BIKERS AND bassoonists stole the show at Monday's Philharmonia concert when the American composer Michael Daugherty had four leather- clad Hell's Angels idle down the gangways to thundering drums, amble on to the stage and set about his latest bassoon extravaganza. Although neither bikers nor Hell's Angels (at least, not as far as I know), the Philharmonia's Meyrick Alexander, Robin O'Neill, Michael Cole and Gordon Laing had mastered the requisite gestures to perfection. Daugherty likens the bassoon to the drag-pipe on a Harley-Davidson - an obvious turn-on, and a useful inspiration.

There were canons, fugues and polyrhythms, growling low notes and unexpected highs, with the Angels depicted as tanked up, dreaming, playful or violent.

Daugherty is a master of the musical comic strip - Spike Jones spiced with Stravinsky - playfully provocative and with a confident command of orchestral resources. He backed his snorting foursome with sliding strings, swirling harps and heavy artillery of percussion. The thundersheet took a good thrashing from a metal chain, and the timpanist Andrew Smith must have developed gladiatorial biceps overnight. But the bassoons took centre stage, much as they had done an hour earlier (in a special pre- concert event) when the composer Tim Steiner directed 20 fledgeling bassoonists in his epic Bassoon Fantastic. Again, the players descended the gangways, this time warbling through reeds like migrating birds. The gifted young bassoonist Graham Hobbs donned Elvis gear for a droll presentation of Daugherty's mildly amusing Dead Elvis, with its doleful references to "It's Now or Never" (or "O sole mio"), but Daugherty has evidently moved on since 1993; Hell's Angels is a more convincing piece.

David Zinman opened the main concert with a fine performance of Mendelssohn's adorable (and too-little-known) overture The Fair Melusine, then, once Hell's Angels had taken its leave, heaven obliged with Mozart and his Fifth, or "Turkish", Violin Concerto. After the boys in leather, I half expected the violinist Joshua Bell to emerge in full Ottoman regalia; but no, what we saw was as trim, sprightly and unselfconsciously stylish as what we heard. The unfamiliar cadenzas of the outer movements were witty and cleverly written (Bell's own, I wonder?) and the playing gained in inflectional variety as the work progressed. Zinman made a special feature of the finale's Turkish-style orchestral episodes, punching the rhythms with force and precision.

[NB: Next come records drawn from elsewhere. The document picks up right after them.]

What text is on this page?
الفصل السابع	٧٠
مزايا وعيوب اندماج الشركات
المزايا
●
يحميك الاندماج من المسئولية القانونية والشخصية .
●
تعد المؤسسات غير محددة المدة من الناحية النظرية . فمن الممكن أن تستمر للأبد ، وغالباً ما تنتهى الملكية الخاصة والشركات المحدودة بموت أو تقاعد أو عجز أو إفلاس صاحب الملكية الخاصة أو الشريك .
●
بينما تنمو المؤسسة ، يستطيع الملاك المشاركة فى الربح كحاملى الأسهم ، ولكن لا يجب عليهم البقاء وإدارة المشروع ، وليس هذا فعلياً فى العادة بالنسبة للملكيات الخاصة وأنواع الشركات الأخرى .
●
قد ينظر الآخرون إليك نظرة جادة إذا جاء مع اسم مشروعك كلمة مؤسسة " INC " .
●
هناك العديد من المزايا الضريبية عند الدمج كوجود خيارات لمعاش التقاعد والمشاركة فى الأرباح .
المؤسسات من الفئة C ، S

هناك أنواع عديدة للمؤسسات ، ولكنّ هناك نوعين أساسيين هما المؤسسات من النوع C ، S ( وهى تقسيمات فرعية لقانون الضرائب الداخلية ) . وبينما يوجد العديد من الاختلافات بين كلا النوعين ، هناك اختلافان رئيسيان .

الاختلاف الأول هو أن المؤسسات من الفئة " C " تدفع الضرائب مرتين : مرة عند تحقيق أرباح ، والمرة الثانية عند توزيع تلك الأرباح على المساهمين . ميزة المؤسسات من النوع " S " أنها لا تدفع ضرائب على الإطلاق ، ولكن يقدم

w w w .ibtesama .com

The concert ended with a forthright and colour-conscious performance of Tchaikovsky's Fourth Symphony. Like Paavo Berglund, who had conducted the Fifth in London a week or so earlier, Zinman drove fairly hard and kept to the musical point. He was especially sensitive to the first movement's yearning development section and brought a vivid sense of wit to the scherzo (with the bassoon giving a last wink at the end of the trio). The finale was terrific: fast, precise, powerful, unfussy and truly overwhelming when, towards the close, the "Fate" motive sounded its terrifying return. That the Philharmonia could play so magnificently under the pressures of an almost impossible schedule is cause for both gratitude and admiration. Happily, they received both.